Sanestream narratives present psychiatric illness as central to most school shooters’ motives. If no motive is apparent other than the shooter is motivated to murder because of some unfettered ‘brainsickness’, then it is sensical to rethink how healthy, stable minds that typify sane normality, and, in some ways, ostracize unhealthy, unstable minds, occupy the subject position of ‘aggressor’. We need to radically rethink how we posit victim/victimizer coordinates – that is, inverting victim dynamics – and no longer suppose that the ‘mentally ill’ threaten ‘sane normality’, but rather that sane normality threatens the mentally ill. We should favour alignment with the repressed, mentally ill citizen, and shed our mental models that the sanestream has duped too many into believing that we, the ‘mentally ill’, are somehow destined to be the violent, criminally insane types. The more that society tells us we are crazy and violent, the crazier and more violent we could become.

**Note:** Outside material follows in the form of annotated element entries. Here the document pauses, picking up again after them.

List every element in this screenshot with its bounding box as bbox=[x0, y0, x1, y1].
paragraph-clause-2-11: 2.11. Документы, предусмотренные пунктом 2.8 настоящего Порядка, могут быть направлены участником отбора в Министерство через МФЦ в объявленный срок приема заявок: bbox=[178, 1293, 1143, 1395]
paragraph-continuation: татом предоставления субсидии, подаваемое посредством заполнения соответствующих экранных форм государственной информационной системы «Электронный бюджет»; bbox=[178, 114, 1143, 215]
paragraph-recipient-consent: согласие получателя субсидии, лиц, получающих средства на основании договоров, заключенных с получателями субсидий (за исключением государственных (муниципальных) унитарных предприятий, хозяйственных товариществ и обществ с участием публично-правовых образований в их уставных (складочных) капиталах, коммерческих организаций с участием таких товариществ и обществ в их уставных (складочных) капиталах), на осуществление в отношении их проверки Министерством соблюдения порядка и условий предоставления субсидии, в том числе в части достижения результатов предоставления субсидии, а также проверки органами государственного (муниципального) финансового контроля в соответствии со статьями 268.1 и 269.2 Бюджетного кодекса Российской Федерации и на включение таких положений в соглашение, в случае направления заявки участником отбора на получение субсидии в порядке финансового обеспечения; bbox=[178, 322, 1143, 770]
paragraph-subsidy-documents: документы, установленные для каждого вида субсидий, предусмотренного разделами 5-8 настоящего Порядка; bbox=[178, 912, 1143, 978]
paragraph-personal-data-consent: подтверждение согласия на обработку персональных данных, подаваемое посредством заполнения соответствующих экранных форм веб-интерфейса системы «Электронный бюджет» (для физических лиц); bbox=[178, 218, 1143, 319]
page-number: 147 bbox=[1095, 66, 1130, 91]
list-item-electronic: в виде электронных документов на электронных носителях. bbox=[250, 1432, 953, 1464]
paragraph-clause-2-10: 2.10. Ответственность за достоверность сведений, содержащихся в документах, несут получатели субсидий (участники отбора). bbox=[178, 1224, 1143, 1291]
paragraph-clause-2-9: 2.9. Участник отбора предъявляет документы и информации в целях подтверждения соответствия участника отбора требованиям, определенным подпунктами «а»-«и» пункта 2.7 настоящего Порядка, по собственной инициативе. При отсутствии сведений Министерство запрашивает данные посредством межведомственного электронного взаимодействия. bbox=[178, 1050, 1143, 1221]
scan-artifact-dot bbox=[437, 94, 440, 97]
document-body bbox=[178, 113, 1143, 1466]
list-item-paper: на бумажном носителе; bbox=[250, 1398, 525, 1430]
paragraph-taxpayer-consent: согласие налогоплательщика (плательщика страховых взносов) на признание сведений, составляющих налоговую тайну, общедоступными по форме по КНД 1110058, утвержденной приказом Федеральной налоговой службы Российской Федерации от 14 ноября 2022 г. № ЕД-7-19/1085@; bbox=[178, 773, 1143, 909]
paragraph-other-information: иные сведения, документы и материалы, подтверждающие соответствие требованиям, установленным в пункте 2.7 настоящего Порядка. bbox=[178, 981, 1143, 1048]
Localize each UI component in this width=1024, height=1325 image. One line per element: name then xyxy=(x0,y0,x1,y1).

Red flag laws depersonalize us and force us to remove our flesh mask(s), securing in its place a deceptive one where we emulate sane hegemonic norms to escape sane supremacist violence and our Second Amendment rights from being further stripped. Red flag laws are a coordinated assault against mad communities – an assault we have not witnessed since the mass institutionalization of the early 1900s. In view of this, we need the means to defend ourselves against the tangible, surging threat of sane supremacy that is bent on our de-citizenship and disarmament. We need to fight for our re-humanization and victim/vulnerable status where we are no longer scorned for our mental difference and disarmed en masse. Broad brushing (or ‘essentializing’) all ‘mad’ communities as one and the same is an act of sane supremacy. The same way in which we scream #notallmuslims when a radical Islamic extremist mows down dozens in a French suburb, if the criminality and madness of one school shooter assails a sane, civil society then the consumer/survivor/ex-patient community comes under fire. The perverted actions of one ‘madman’ are used to restrict thousands of non-violent Americans with diagnosable mental disorders from owning firearms. Blaming all ‘persons with mental disorders for gun crimes overlooks the threats posed to society by a much larger population – the sane’ (Metzl and MacLeish Citation2015, 242).

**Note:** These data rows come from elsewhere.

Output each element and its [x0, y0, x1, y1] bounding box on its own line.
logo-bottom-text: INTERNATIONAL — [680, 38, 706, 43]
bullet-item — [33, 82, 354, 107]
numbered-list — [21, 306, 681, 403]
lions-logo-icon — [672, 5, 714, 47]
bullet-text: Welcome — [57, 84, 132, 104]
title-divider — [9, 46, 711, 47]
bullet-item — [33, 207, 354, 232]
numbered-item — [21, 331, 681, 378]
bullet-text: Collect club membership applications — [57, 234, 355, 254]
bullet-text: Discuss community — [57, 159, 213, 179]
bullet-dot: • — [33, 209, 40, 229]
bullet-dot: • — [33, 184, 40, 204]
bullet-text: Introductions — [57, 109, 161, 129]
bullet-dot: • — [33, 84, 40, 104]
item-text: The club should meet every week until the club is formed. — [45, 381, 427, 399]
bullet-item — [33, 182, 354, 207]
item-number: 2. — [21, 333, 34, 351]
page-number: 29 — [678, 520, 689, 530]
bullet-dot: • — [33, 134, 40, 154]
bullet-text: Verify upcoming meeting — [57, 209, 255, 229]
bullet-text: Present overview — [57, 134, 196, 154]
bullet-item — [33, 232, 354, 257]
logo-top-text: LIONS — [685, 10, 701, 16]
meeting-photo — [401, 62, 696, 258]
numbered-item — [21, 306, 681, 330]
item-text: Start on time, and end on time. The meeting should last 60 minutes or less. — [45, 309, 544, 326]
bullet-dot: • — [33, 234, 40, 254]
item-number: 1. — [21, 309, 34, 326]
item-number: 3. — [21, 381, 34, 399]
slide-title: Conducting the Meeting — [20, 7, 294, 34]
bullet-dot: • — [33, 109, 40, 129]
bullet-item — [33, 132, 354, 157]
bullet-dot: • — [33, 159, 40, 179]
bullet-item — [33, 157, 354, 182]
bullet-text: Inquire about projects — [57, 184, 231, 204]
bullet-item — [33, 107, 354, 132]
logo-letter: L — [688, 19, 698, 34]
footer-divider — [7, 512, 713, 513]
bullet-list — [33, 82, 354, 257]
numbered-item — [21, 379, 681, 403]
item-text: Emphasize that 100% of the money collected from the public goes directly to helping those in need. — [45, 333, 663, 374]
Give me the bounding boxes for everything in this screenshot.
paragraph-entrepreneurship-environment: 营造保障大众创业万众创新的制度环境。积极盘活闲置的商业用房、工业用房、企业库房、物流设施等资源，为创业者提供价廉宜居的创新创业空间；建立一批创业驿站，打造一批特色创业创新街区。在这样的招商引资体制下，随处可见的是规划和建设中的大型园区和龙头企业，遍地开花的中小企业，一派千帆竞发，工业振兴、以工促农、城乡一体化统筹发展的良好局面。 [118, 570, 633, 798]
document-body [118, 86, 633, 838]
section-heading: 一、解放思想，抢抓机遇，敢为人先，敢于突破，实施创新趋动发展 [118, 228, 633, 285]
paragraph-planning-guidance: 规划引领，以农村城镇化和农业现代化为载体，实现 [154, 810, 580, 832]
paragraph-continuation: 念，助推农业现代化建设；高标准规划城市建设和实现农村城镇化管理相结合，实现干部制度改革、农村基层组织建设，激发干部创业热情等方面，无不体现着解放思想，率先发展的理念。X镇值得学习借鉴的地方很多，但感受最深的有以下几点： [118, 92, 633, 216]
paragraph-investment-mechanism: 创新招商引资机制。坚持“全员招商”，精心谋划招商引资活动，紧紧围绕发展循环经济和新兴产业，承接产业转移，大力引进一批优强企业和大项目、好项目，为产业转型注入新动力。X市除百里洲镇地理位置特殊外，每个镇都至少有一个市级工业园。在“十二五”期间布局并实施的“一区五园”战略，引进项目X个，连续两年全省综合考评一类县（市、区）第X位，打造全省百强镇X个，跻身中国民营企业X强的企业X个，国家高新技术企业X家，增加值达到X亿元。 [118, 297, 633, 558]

When we invert the victim formula, the ‘moral blame attached to individual violent actions’ (Harper Citation2005, 474) can be removed from those with mental illnesses, and their resultant violence is ‘accounted for by [their] frustration or anger at [their] lack of social power’ (Citation2005, 472). At what point during this whole macabre drama would it be okay to suggest to readers to reorient their thinking towards justified violence against the sane body politic as a rational response to years of negative stereotyping and sane supremacist policy-building? It seems almost inescapable to resist in sane hegemonic cultures that sneer at us ‘schizophrenics’, and which facilitate our exodus from society, capitalism, and the economy. Will it ever be okay for our ‘mad’ motives to digress into seeking retribution through violent reprisal? We no longer need to occupy the detested side of the dichotomy, for this dichotomy becomes moot when we inverse it. We no longer transgress from the mean. Instead, the ‘normals’ who violate our mad communities become ‘threatening’ to us. My proposition is not an incitement of violence, but rather an attempt to place Disability & Society’s readers temporarily into our subject positionality, to see the absurdity of red flag laws as we see them, and to invert this dyadic formula. Reversing the relationship of who is ‘victim’ or/and ‘aggressor’ actually dissolves the structural dyad which separates good from evil itself.

Disclosure statement

No potential conflict of interest was reported by the author.